Moncrieff & Leo (Reference Moncrieff and Leo2010) provide a thorough overview of the literature on the association between use of antipsychotic medication and global brain volume changes. One of the central arguments of the piece is that some of the brain abnormalities observed in schizophrenia patients are not a consequence of the illness itself but in fact result from antipsychotic medication. The mechanisms by which the structure of the brain is influenced by antipsychotic medication is currently not well understood. The authors argue that there is an urgent need for studies that randomize first-episode psychosis patients to either treatment with antipsychotic medication or to withhold antipsychotic treatment for a few weeks while studying the effect of antipsychotics on brain structure. Such studies would inform the issue of the relative role of antipsychotic medication and the progression of psychosis in brain changes associated with psychotic disorders.
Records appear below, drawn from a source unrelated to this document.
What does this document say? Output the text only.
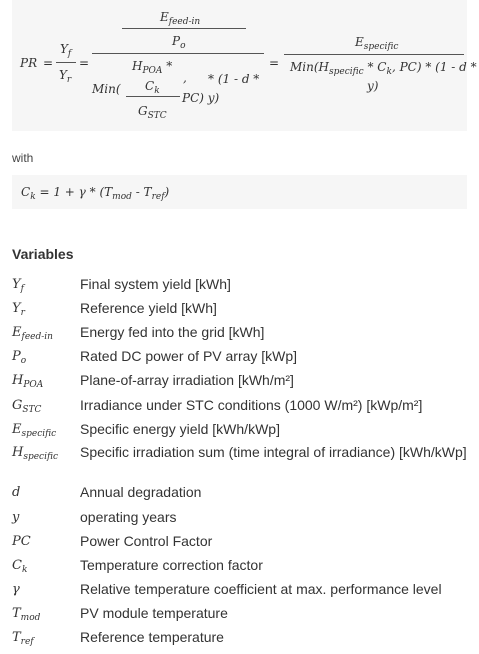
PR =
$Y_f$
$Y_r$
=
$E_{feed-in}$
$P_o$
$H_{POA}$ *
Min( $C_k$
, * (1 - d *
PC) y)
$G_{STC}$
=
$E_{specific}$
$Min(H_{specific} * C_k$, PC) * (1 - d *
y)
with
$C_k = 1 + \gamma * (T_{mod} - T_{ref})$
Variables
$Y_f$	Final system yield [kWh]
$Y_r$	Reference yield [kWh]
$E_{feed-in}$	Energy fed into the grid [kWh]
$P_o$	Rated DC power of PV array [kWp]
$H_{POA}$	Plane-of-array irradiation [kWh/m²]
$G_{STC}$	Irradiance under STC conditions (1000 W/m²) [kWp/m²]
$E_{specific}$	Specific energy yield [kWh/kWp]
$H_{specific}$	Specific irradiation sum (time integral of irradiance) [kWh/kWp]
d	Annual degradation
y	operating years
PC	Power Control Factor
$C_k$	Temperature correction factor
γ	Relative temperature coefficient at max. performance level
$T_{mod}$	PV module temperature
$T_{ref}$	Reference temperature
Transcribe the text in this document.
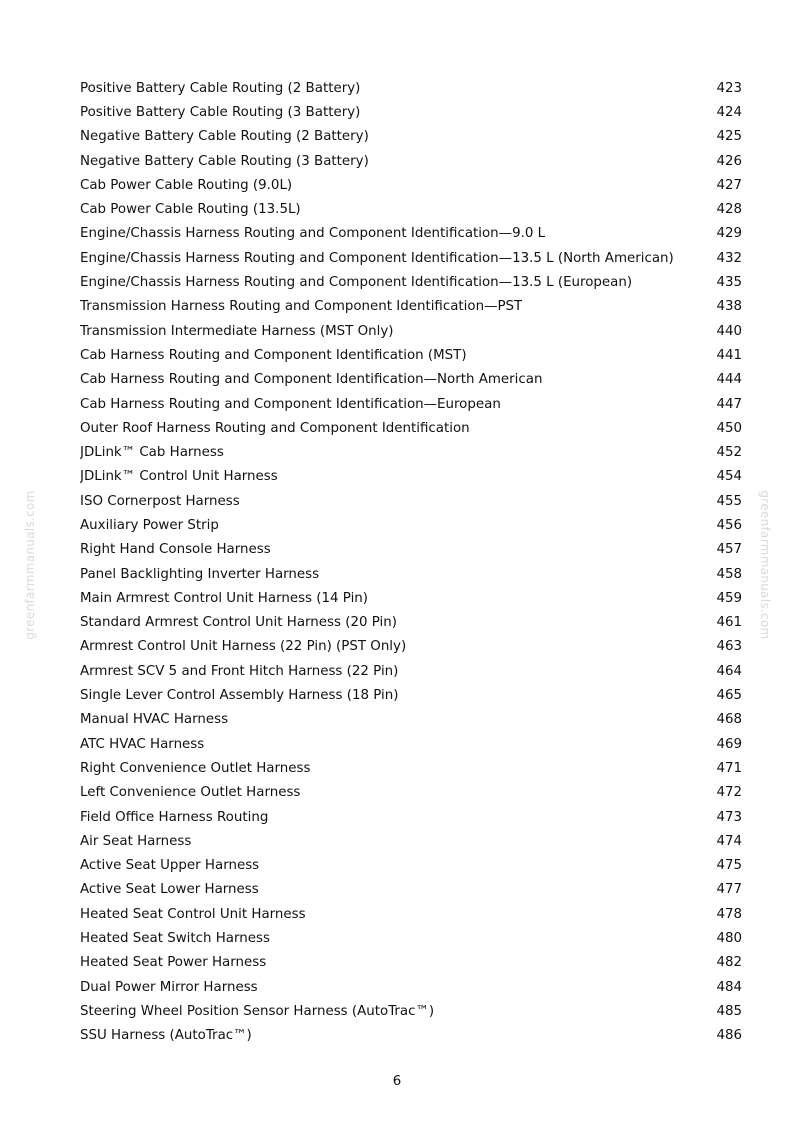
greenfarmmanuals.com	greenfarmmanuals.com
Positive Battery Cable Routing (2 Battery)	423
Positive Battery Cable Routing (3 Battery)	424
Negative Battery Cable Routing (2 Battery)	425
Negative Battery Cable Routing (3 Battery)	426
Cab Power Cable Routing (9.0L)	427
Cab Power Cable Routing (13.5L)	428
Engine/Chassis Harness Routing and Component Identification—9.0 L	429
Engine/Chassis Harness Routing and Component Identification—13.5 L (North American)	432
Engine/Chassis Harness Routing and Component Identification—13.5 L (European)	435
Transmission Harness Routing and Component Identification—PST	438
Transmission Intermediate Harness (MST Only)	440
Cab Harness Routing and Component Identification (MST)	441
Cab Harness Routing and Component Identification—North American	444
Cab Harness Routing and Component Identification—European	447
Outer Roof Harness Routing and Component Identification	450
JDLink™ Cab Harness	452
JDLink™ Control Unit Harness	454
ISO Cornerpost Harness	455
Auxiliary Power Strip	456
Right Hand Console Harness	457
Panel Backlighting Inverter Harness	458
Main Armrest Control Unit Harness (14 Pin)	459
Standard Armrest Control Unit Harness (20 Pin)	461
Armrest Control Unit Harness (22 Pin) (PST Only)	463
Armrest SCV 5 and Front Hitch Harness (22 Pin)	464
Single Lever Control Assembly Harness (18 Pin)	465
Manual HVAC Harness	468
ATC HVAC Harness	469
Right Convenience Outlet Harness	471
Left Convenience Outlet Harness	472
Field Office Harness Routing	473
Air Seat Harness	474
Active Seat Upper Harness	475
Active Seat Lower Harness	477
Heated Seat Control Unit Harness	478
Heated Seat Switch Harness	480
Heated Seat Power Harness	482
Dual Power Mirror Harness	484
Steering Wheel Position Sensor Harness (AutoTrac™)	485
SSU Harness (AutoTrac™)	486
6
Our group at the Early Psychosis Prevention and Intervention Centre (EPPIC) in Melbourne, Australia, is currently conducting a trial with such a design (Francey et al. Reference Francey, Nelson, Thompson, Parker, Kerr, Macneil, Fraser, Hughes, Crisp, Harrigan, Wood, Berk and McGorry2010). The study involves randomizing first-episode psychosis patients to two different treatments – intensive psychosocial intervention plus antipsychotic medication versus intensive psychosocial intervention plus placebo – with the primary outcome being social functioning at 6 months. The study was prompted by first-episode psychosis services' increased ability to identify people as early as possible after the onset of psychosis, reducing the duration of untreated psychosis. This has meant, as in other areas of health care, that different treatment approaches may be indicated. It is possible, in line with clinical staging and stepped care principles, that the immediate introduction of antipsychotic medication may not be necessary for all first-episode psychosis patients, but that comprehensive psychosocial intervention may constitute effective treatment at least for a subgroup of patients at this very early stage of disorder (McGorry et al. Reference McGorry, Hickie, Yung, Pantelis and Jackson2006, Reference McGorry, Nelson, Goldstone and Yung2010). Structural magnetic resonance imaging scans are being performed at baseline prior to randomization and after 12 weeks. If both intervention groups display similar structural brain changes over the course of intervention then we can infer that these changes are more likely to be associated with the progression of psychosis rather than due to antipsychotic medication, especially if the experimental groups are similar in other respects. However, if certain structural brain changes only occur in the group treated with medication then these changes are more likely to be related to antipsychotics. Of course, it is entirely possible that antipsychotic medications could be neuroprotective and retard or prevent brain changes which derive from underlying neuroprogressive changes (Lieberman et al. Reference Lieberman, Stroup, McEvoy, Swartz, Rosenheck, Perkins, Keefe, Davis, Davis, Lebowitz, Severe and Hsiao2005; DeLisi, Reference DeLisi2008).
The study described above is currently in the recruitment phase. We agree with Moncrieff and Leo that studies of this sort, that effectively provide an experimental manipulation of the duration of psychosis untreated with antipsychotic medication, are necessary to disentangle the effects of antipsychotic medications and the putative neurobiological processes associated with brain changes in psychotic disorders. Clearly, studies of this nature need to be conducted with strict ethical guidelines, including close monitoring of patients and a low threshold for withdrawal or discontinuation.